Steel Fabrication Spotlight: From Raw Material to Structural Integrity

By Jeff Davis, Director of Steel Operations at FCC Construction

When people look at a completed building, they see the finished product. What most don’t see is the amount of planning, coordination, craftsmanship, and precision that went into the steel structure holding everything together.

In many ways, steel fabrication starts long before the first beam arrives on a jobsite. It begins during the detailing phase, where the entire structure is built digitally in a 3D model. Every connection, every dimension, every piece of steel is carefully reviewed to ensure it aligns with both the structural and architectural intent of the project.

On larger projects, it’s not uncommon for our team to invest more than 1,000 man-hours into detailing before a single piece of steel is even ordered.

FCC Construction

That level of preparation matters because the steel structure becomes the backbone of the building. Errors at this stage don’t just impact steel. They can create a snowball effect on schedules, budgets, sequencing, and other trades throughout the entire project.

Once detailing is complete, the fabrication process begins.

Raw materials are sourced from suppliers and delivered to FCC, where they’re staged and organized by project in our yard. From there, steel members move through our fabrication shop, where automated equipment cuts, copes, burns holes, and marks each piece with a unique identifier. Sub-components are fabricated separately before our team assembles and welds everything together into the finished structural member.

After fabrication, each piece is reviewed through quality control, coated with primer, and staged for delivery to the field. It’s a process built around precision.

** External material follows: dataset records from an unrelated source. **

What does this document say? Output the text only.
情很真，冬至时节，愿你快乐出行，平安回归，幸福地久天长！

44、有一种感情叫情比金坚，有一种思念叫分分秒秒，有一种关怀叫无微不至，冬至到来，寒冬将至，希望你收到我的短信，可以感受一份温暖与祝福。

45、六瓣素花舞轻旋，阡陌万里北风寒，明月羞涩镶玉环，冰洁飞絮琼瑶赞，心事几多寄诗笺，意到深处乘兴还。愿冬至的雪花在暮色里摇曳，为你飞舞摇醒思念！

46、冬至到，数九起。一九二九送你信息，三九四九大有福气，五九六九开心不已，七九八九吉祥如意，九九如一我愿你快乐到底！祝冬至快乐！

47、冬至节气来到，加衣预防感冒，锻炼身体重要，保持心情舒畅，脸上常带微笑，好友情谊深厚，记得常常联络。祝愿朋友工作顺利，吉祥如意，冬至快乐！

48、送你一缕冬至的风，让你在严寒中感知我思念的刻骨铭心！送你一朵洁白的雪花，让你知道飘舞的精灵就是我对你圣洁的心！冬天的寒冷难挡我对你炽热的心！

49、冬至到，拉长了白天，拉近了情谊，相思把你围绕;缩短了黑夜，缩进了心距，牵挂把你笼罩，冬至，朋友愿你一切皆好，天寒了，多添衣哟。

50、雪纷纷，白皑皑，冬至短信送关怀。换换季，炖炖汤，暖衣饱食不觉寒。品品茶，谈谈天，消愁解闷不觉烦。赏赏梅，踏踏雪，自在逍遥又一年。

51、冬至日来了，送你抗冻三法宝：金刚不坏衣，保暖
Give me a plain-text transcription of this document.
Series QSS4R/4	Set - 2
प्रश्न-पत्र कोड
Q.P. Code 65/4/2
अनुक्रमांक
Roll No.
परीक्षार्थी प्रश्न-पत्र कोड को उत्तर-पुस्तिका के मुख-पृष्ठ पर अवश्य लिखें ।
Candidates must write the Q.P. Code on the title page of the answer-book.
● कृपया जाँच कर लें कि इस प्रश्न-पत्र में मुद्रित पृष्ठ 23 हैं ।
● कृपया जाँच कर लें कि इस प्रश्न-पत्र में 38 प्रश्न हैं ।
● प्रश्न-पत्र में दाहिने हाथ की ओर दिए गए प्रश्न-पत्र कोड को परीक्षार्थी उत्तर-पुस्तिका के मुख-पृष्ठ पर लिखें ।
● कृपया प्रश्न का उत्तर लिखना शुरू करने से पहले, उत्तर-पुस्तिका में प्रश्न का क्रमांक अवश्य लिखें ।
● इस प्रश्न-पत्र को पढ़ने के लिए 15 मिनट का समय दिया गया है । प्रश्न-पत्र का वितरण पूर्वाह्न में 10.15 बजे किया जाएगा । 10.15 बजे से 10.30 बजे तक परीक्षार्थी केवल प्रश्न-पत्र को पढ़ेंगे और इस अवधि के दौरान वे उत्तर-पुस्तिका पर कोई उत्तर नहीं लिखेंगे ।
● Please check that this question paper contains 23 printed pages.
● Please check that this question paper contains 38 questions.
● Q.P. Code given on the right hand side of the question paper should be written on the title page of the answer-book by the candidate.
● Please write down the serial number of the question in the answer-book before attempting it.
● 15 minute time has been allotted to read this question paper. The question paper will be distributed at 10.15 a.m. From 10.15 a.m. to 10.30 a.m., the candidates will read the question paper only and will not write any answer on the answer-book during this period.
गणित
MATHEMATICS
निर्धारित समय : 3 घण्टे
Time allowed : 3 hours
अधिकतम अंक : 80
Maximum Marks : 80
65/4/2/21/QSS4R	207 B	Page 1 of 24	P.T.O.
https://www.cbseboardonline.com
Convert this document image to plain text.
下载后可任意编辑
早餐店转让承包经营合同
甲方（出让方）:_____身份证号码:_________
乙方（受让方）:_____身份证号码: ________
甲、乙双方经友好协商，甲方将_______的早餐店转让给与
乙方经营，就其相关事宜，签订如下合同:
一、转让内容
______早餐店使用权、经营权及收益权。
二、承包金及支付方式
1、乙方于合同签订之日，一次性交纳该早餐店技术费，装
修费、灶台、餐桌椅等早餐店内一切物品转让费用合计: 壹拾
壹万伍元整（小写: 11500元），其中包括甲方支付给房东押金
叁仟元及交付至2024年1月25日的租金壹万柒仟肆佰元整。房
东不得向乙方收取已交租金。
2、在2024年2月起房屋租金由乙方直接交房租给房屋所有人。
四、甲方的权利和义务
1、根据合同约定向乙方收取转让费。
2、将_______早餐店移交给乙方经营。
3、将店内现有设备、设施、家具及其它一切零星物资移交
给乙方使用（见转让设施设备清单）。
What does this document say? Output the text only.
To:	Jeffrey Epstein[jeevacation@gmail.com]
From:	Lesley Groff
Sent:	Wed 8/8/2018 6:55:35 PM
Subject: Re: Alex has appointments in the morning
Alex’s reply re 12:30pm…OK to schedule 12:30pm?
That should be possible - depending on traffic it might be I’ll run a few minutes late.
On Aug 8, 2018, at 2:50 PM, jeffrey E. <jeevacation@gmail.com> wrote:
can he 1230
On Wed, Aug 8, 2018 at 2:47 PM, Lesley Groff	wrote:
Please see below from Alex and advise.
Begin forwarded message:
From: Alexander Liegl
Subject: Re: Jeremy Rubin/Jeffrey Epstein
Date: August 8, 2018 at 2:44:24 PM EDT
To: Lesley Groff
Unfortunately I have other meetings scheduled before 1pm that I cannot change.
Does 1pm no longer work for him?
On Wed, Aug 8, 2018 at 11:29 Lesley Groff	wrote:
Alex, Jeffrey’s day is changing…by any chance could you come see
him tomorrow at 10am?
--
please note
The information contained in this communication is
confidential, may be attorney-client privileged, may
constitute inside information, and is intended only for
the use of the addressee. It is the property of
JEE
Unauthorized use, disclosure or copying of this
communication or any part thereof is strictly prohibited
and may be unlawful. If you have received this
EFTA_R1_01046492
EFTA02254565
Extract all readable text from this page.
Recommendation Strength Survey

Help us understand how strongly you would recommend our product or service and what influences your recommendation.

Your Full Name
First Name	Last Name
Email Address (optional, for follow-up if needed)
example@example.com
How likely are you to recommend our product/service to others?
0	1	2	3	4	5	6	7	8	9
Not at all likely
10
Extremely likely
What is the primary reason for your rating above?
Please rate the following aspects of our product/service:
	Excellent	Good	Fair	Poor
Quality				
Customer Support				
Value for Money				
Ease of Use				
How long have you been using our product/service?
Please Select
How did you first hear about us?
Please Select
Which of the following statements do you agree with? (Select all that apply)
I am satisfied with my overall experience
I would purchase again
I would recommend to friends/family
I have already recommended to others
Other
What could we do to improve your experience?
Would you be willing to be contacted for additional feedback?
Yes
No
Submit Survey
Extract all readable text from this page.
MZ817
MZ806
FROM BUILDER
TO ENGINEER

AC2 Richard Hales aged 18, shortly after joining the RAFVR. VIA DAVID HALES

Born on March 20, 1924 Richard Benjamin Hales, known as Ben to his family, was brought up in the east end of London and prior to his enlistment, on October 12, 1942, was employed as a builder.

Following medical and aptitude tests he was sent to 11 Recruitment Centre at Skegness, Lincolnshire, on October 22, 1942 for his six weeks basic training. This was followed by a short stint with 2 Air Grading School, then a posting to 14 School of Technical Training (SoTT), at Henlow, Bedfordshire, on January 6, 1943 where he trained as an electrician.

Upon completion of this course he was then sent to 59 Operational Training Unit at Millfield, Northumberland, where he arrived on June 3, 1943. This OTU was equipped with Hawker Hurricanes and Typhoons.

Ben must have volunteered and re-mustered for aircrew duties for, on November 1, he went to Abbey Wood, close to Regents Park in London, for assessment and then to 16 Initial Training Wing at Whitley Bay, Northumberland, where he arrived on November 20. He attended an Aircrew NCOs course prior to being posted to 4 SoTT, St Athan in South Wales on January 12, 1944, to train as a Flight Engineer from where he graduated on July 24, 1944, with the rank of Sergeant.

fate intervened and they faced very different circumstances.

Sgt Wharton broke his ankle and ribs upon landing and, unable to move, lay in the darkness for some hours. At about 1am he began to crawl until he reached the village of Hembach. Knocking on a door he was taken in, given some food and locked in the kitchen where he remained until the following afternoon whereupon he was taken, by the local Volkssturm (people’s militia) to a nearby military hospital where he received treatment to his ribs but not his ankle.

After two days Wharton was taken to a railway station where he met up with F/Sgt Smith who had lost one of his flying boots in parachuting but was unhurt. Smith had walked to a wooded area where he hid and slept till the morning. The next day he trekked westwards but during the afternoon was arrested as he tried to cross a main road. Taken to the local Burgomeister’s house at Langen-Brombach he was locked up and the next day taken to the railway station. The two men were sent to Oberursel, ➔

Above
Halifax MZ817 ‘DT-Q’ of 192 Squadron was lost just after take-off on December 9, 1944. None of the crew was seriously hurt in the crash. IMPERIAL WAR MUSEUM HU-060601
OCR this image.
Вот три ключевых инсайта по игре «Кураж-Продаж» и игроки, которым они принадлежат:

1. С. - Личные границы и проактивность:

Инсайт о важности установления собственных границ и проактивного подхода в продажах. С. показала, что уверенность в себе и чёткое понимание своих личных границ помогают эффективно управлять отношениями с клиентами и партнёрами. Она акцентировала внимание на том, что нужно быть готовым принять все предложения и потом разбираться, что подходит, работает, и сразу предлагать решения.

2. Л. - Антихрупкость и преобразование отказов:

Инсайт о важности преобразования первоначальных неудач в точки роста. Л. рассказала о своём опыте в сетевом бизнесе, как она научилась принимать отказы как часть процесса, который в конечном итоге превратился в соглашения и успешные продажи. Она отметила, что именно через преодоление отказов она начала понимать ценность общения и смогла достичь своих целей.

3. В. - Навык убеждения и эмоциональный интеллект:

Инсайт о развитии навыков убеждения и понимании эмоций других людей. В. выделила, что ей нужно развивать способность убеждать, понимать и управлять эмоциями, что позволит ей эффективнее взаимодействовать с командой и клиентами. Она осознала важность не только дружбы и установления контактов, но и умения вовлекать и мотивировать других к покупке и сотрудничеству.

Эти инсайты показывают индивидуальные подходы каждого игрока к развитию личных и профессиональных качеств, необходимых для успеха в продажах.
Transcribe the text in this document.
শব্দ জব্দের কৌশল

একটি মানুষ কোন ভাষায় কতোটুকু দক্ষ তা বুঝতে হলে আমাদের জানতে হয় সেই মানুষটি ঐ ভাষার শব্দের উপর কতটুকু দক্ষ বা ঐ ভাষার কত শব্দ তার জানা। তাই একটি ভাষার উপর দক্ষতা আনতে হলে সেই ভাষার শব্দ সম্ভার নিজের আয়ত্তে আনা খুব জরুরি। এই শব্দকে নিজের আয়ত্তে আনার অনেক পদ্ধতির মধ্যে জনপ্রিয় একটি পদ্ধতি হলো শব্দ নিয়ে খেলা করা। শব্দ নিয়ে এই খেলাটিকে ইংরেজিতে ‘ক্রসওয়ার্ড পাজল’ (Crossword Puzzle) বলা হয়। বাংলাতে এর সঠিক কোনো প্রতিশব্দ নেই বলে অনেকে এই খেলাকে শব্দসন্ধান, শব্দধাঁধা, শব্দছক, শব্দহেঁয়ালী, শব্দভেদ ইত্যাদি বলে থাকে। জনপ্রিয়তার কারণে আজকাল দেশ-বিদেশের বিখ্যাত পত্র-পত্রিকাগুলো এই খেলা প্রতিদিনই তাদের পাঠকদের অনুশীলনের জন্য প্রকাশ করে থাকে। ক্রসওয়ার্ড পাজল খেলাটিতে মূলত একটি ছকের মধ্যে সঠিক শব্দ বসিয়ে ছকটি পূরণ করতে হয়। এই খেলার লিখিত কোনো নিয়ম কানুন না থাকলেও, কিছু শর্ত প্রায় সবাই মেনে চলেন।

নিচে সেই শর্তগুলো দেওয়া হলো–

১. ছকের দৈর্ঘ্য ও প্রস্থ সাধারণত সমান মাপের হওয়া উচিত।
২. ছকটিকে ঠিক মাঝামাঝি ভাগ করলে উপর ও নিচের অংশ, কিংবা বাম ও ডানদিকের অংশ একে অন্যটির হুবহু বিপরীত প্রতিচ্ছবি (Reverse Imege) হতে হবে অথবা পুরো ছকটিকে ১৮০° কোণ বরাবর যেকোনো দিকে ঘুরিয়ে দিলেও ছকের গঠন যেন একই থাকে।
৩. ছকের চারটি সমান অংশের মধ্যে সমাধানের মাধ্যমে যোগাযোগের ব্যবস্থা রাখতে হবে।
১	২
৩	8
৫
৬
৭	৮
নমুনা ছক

Today’s projects are far more complex than the square-box buildings of the past. We regularly work with skewed connections, radiused members, tight tolerances, and aggressive schedules that require advanced coordination between detailing, fabrication, and erection teams. Fractions of an inch matter.

That’s why quality control begins at the detailing stage and continues throughout fabrication. FCC became an AISC-certified company in 2012 because maintaining high standards is critical to how we operate. Every fabricated member is reviewed before moving on to the next phase. Catching issues early reduces rework, saves time in the field, and helps keep projects moving efficiently.

One of the biggest advantages we offer clients is our ability to self-perform detailing, fabrication, and erection entirely in-house. That level of integration changes everything.

When all three operations work under one roof, communication becomes faster, coordination improves, and decisions can be made in real time. Our fabrication team understands the realities of the field because we’re also the ones erecting the steel. That allows us to approach projects differently than a fabricator who may only be focused on shop efficiency without considering field implications.

FCC Construction

We’re constantly evaluating what’s best for the project as a whole, not just one phase of it.

That collaboration also creates flexibility, which is becoming increasingly important in today’s construction environment. Material procurement challenges, schedule compression, and design changes have become common across the industry. By controlling the entire steel process internally, we’re able to adapt quickly and keep projects moving forward when changes happen.

Having steel involved early during preconstruction can also create major advantages for owners and design teams. Early procurement planning, sequencing discussions, and fabrication input can help avoid material constraints, reduce risk, and improve overall project efficiency before construction even begins.

Technology has played a major role in advancing our capabilities over the last two decades. FCC has continued investing in equipment, software, and automation both in the shop and in the field to improve efficiency and increase production capacity. Those investments have allowed us to pursue projects today that would have been out of reach years ago.

But even with all the advances in technology, experience still matters.

There are situations on every project that can only be solved through years of hands-on knowledge. Whether it’s determining the safest approach for a critical lift or adjusting sequencing due to field conditions, experience remains one of the most valuable tools we have.

That’s why investing in people is just as important as investing in equipment.

FCC Construction

The growth we’ve experienced at FCC over the last 20 years is something I’m incredibly proud of. When I started, we were a company of roughly 20 to 25 employees doing around $8–10 million in annual revenue. Today, we’ve grown to more than 80 employees and approximately $70 million in revenue.

What’s even more important than the growth itself is the team behind it.

We have employees who have been part of FCC for more than two decades, which is becoming increasingly rare in this industry. That longevity speaks to the culture we’ve built and the people who continue pushing the company forward.

Looking ahead, developing the next generation of talent will be one of the most important factors in our future success. Like many industries, construction is facing a growing loss of skilled experience and labor. Continuing to mentor younger employees and prepare them for leadership roles will be critical to maintaining the advantages we’ve worked hard to create.

At the end of the day, steel fabrication is about far more than producing structural members.

It’s about communication. Planning. Precision. Teamwork. Safety. And having the right people in place who care deeply about the quality of the work they produce. Because before the building ever takes shape above ground, success is already being built behind the scenes.